Twitter is a fast-paced channel where regular updates, time-limited offers and short, snappy statuses are essential, which could be excellent for retail businesses.
This doesn’t mean, for example, you should never use Pinterest if you’re a plumber. But knowing what sort of updates are popular on these channels will help you work out whether you can offer that audience something they want.
You could also choose to use a number of different channels, but give each of them a different purpose depending on the customers who use those channels.
Putting it together – an example
Jenna and Mike run a floristry business, and they often take pictures of their finished bouquets. After doing a bit of research, they see that their potential customers are interested in new products and ways to create their own flower arrangements. They also have a B2B audience – conference venues who need flower arrangements for events.

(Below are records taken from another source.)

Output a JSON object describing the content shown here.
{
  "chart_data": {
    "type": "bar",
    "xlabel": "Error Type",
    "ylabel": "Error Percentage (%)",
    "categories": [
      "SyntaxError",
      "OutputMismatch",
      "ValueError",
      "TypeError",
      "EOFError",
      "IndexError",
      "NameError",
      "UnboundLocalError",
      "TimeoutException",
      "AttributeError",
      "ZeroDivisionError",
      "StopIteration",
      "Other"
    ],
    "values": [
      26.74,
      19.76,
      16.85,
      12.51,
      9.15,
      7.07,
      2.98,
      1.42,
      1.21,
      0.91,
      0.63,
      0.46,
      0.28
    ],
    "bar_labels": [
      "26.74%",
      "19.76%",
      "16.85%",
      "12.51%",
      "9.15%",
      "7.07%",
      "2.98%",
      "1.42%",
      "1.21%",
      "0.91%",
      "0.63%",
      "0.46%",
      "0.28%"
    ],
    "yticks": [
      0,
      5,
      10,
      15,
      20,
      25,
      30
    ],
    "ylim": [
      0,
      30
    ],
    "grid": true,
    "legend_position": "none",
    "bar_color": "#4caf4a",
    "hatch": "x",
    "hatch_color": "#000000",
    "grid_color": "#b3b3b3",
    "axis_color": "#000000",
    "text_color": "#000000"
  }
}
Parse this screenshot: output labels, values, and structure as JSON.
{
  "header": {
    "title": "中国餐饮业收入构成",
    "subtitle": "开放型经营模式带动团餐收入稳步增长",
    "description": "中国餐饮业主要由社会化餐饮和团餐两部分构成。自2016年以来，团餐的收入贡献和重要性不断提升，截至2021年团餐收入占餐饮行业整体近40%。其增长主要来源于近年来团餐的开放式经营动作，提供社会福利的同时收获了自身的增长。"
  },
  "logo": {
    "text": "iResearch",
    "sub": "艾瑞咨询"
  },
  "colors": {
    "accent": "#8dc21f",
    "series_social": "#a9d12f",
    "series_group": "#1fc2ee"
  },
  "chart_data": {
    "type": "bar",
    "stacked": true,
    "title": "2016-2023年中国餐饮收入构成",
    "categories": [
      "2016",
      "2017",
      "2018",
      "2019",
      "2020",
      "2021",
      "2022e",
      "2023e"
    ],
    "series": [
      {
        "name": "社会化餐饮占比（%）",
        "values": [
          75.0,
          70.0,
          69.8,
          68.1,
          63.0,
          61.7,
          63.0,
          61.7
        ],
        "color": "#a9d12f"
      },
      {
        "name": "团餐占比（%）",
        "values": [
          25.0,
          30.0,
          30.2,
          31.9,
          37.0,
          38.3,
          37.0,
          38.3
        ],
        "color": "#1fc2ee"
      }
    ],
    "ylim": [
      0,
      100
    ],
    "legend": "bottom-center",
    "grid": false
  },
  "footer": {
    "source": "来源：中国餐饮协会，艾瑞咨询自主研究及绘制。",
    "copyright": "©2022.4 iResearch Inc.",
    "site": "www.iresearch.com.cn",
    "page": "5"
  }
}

Here are the social media channels they decide to use, and what they’ll have on them:
Instagram, where they share images of individual flowers and highlight which are new to the store
YouTube, where they film video tutorials of creating flower arrangements
Pinterest, where they share images from the video tutorials and link to them
LinkedIn, where they share case studies of corporate projects for their B2B audience
Trial and error
Finding the right social media channel is about taking the time to explore what each one of them does, and making sure your target audience is using it. Facebook and Twitter may be the most popular choices, but if no one there is looking for your products or services, focusing your efforts there will be a waste of time.
Ultimately, it’s all about thinking like your customer and being in the places that they’re in. And if you get it wrong, don’t worry! Social media is all about trial and error, and eventually you’ll find the winning social media formula for your business.